By Steven Siceloff,
Young Professionals Offer Tips for NASA
NASA's Kennedy Space Center
Young researchers, engineers and managers are ready to take on the challenges of NASA's future, a pair of professionals told an audience at the agency's Kennedy Space Center in Florida during the last of a series of "Masters with Masters" interviews.
"A lot of times you have to make people feel comfortable with doing things different," said Annie Caraccio, a chemical engineer at Kennedy whose work includes research on a reactor that turns trash in space into usable oxygen, water and methane.
Phillip Harris of NASA's Johnson Space Center in Houston joined the session from Moscow where he was supporting the latest Expedition crew launching to the International Space Station.

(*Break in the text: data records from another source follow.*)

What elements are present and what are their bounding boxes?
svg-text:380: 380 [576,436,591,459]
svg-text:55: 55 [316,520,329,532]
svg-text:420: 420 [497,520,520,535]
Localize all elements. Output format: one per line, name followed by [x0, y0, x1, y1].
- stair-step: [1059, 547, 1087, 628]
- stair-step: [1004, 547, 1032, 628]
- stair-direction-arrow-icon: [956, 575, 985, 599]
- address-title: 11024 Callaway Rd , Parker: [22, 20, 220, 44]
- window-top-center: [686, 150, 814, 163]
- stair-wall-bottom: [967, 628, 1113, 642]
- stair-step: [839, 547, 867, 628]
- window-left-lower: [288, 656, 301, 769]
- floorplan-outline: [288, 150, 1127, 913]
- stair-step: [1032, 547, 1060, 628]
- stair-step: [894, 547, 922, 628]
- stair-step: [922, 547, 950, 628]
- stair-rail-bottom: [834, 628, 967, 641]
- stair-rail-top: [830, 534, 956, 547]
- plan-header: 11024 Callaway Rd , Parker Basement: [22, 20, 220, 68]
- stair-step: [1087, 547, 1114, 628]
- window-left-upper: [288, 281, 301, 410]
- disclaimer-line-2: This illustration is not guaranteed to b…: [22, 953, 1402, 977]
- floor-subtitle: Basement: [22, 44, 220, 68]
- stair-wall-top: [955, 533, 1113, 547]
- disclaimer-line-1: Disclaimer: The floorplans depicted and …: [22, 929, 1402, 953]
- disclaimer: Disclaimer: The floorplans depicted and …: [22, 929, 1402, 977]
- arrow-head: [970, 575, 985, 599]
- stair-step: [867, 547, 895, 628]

His advice for young professionals at the agency: "Just by talking to people and not being afraid to go ask someone has been very helpful."
Both said the people they've met at NASA have had a singular purpose and are devoted to space exploration. That sense of purpose helped them as they came in, since they were both just starting as the space shuttle fleet was retiring.
"The people at NASA are so passionate and have good attitudes and will get through anything and are very resilient," Caraccio said.
"I found people at NASA who know that no matter where we are going, we are going somewhere amazing," Harris said.
The interview closed a week of specialized interviews at Kennedy for the NASA academy. Ed Hoffman, the agency's chief knowledge officer, said the sessions give the workforce a chance to think about the steps they have taken and consider how much is done.
"One goal is to share knowledge, what are people thinking about, what are they working on, and the second is to make us as an organization be more reflective," Hoffman said. "We're always running. Let's stop and reflect on what we're doing."
The interviews included Bob Cabana, Kennedy's director, former shuttle launch director Bob Sieck, Commercial Crew Program managers and managers of the engineering lab at Kennedy called Swamp Works.
"There's so many great stories and so much great science at Kennedy," Hoffman said. "It's been great."